Ekanayake & Seitz (R), August 23, 2007, NYC

As most people who read the indie film blogs I regularly read know by now, New York Times's Matt Zoller Seitz has announced his retirement from print reviews. And at this conversation at Matt's blog House Next Door, he is excited about now being able to put all his attention & energy into filmmaking. Very cool, maybe we'll see Home 2: The Morning After The Party soon :).

And now, a little memory from Matt's print review days. And some thoughts about it.

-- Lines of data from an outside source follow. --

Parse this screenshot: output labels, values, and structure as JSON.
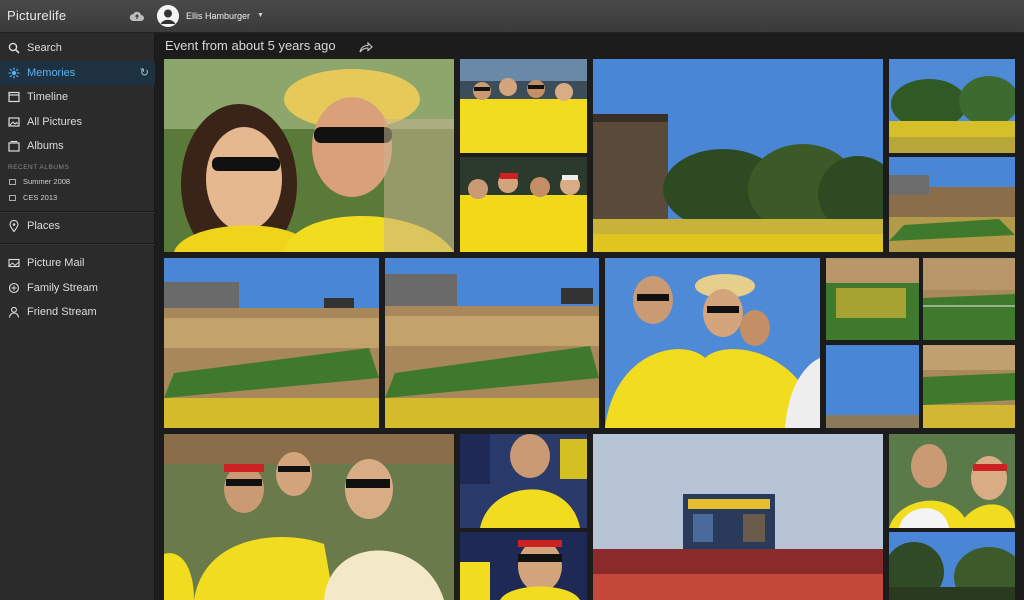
{
  "app": {
    "brand": "Picturelife",
    "user_name": "Ellis Hamburger"
  },
  "sidebar": {
    "search": "Search",
    "memories": "Memories",
    "timeline": "Timeline",
    "all_pictures": "All Pictures",
    "albums": "Albums",
    "recent_albums_label": "RECENT ALBUMS",
    "recent_albums": [
      "Summer 2008",
      "CES 2013"
    ],
    "places": "Places",
    "picture_mail": "Picture Mail",
    "family_stream": "Family Stream",
    "friend_stream": "Friend Stream"
  },
  "main": {
    "event_title": "Event from about 5 years ago"
  },
  "colors": {
    "accent": "#5ab3f0",
    "active_bg": "#1d3140",
    "maize": "#f2dc1f",
    "grass": "#3f7a2c",
    "sky": "#4a86d6"
  },
  "icons": [
    "cloud-icon",
    "avatar-icon",
    "search-icon",
    "memories-icon",
    "refresh-icon",
    "timeline-icon",
    "all-pictures-icon",
    "albums-icon",
    "places-icon",
    "picture-mail-icon",
    "family-stream-icon",
    "friend-stream-icon",
    "share-icon"
  ]
}
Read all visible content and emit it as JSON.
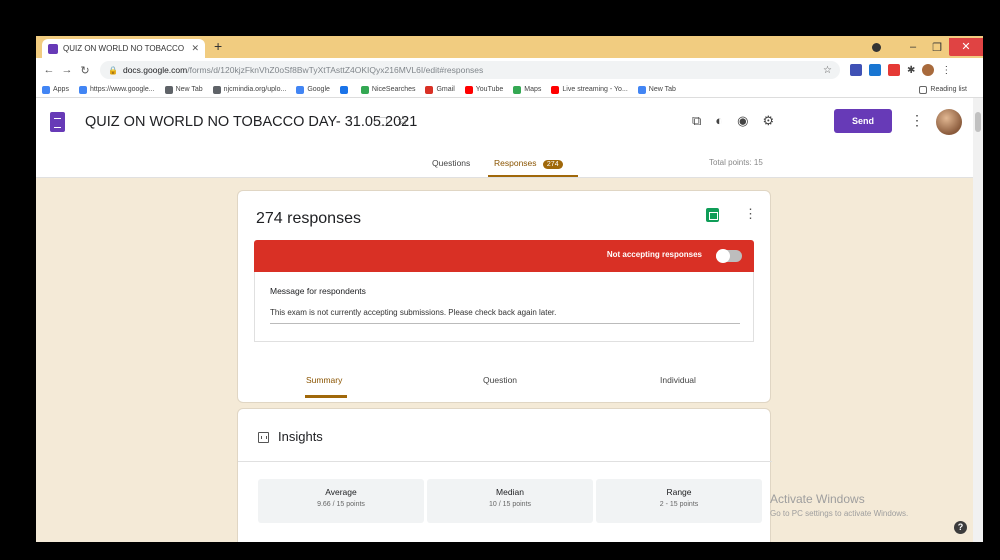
{
  "browser": {
    "tab_title": "QUIZ ON WORLD NO TOBACCO",
    "new_tab_symbol": "+",
    "url_host": "docs.google.com",
    "url_path": "/forms/d/120kjzFknVhZ0oSf8BwTyXtTAsttZ4OKIQyx216MVL6I/edit#responses"
  },
  "bookmarks": [
    {
      "label": "Apps",
      "color": "#4285f4"
    },
    {
      "label": "https://www.google...",
      "color": "#4285f4"
    },
    {
      "label": "New Tab",
      "color": "#5f6368"
    },
    {
      "label": "njcmindia.org/uplo...",
      "color": "#5f6368"
    },
    {
      "label": "Google",
      "color": "#4285f4"
    },
    {
      "label": "",
      "color": "#1a73e8"
    },
    {
      "label": "NiceSearches",
      "color": "#34a853"
    },
    {
      "label": "Gmail",
      "color": "#d93025"
    },
    {
      "label": "YouTube",
      "color": "#ff0000"
    },
    {
      "label": "Maps",
      "color": "#34a853"
    },
    {
      "label": "Live streaming - Yo...",
      "color": "#ff0000"
    },
    {
      "label": "New Tab",
      "color": "#4285f4"
    }
  ],
  "reading_list": "Reading list",
  "form": {
    "title": "QUIZ ON WORLD NO TOBACCO DAY- 31.05.2021",
    "send_label": "Send"
  },
  "tabs": {
    "questions": "Questions",
    "responses": "Responses",
    "responses_count": "274",
    "total_points": "Total points: 15"
  },
  "responses_card": {
    "count_label": "274 responses",
    "accepting_label": "Not accepting responses",
    "message_label": "Message for respondents",
    "message_text": "This exam is not currently accepting submissions. Please check back again later.",
    "subtabs": [
      "Summary",
      "Question",
      "Individual"
    ]
  },
  "insights": {
    "title": "Insights",
    "stats": [
      {
        "name": "Average",
        "value": "9.66 / 15 points"
      },
      {
        "name": "Median",
        "value": "10 / 15 points"
      },
      {
        "name": "Range",
        "value": "2 - 15 points"
      }
    ]
  },
  "watermark": {
    "line1": "Activate Windows",
    "line2": "Go to PC settings to activate Windows."
  },
  "colors": {
    "brand": "#673ab7",
    "accent": "#a0680a",
    "alert": "#d93025",
    "page_bg": "#f4ead7"
  }
}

I live in the DC area & get most of my news from the web & TV, thus am not a regular reader of the New York Times print edition (not a regular reader of NYT's web editions either, though some stories there get my attention from time to time). Anyway, it was August 22, 2007, around 2 PM in the afternoon, I got to Chinatown in DC to get on a bus to go to New York. The lady at the "office" for the bus, at a sparsely decorated small restaurant/maybe a carry out if I remember correctly, told me that the 2 PM bus won't be leaving DC 'till 3 PM. So I had an hour to kill. I went to the Chinatown Starbucks, bought some coffee, and a New York Times so that I'll have something to read for an hour. On the second floor of Chinatown Starbucks I sat next to a window, summer sun shinning, people & traffic & noise flowing below me. As I leisurely flipped through the Times issue, I found this article, about the premiere of Hannah Takes the Stairs, & Generation DIY series at IFC Center, written by Matt. Of course by this point in time, Matt, Hannah, Mumblecore, etc. were all people & things I knew about & had conversations about, & sometimes with, in the case of Matt - for at least a year or so on the web. Reading that article that summer day during an unplanned moment of waiting for a bus, and seeing a fast moving, multi-faceted web conversation frozen in one form on the pages of the Times, in an article written by Matt, evoked in me a feeling of being something like a time traveler; maybe the feeling of seeing an artifact from the distant past - my distant past, even though the article was about something that was happening that day. Perhaps newspapers are a nostalgic medium. For me the internet, or web articles & posts, specially at blogs where comments are allowed, is always a present medium; a thing where facts are open to interpretation and discussion and not fixed into an unchangeable form. The internet feels alive and in comparison, and this is not a bad thing in this case, just different, an article on a print newspaper feels like an impression of something that once lived but not the living thing itself. I enjoyed reading that New York Times print edition article by Matt on that summer day while waiting for the Chinatown bus. And now I look forward to reading Matt's future writings and or reading about Matt's future film work in blogs, on the web, in the comments enabled medium of the perpetual present.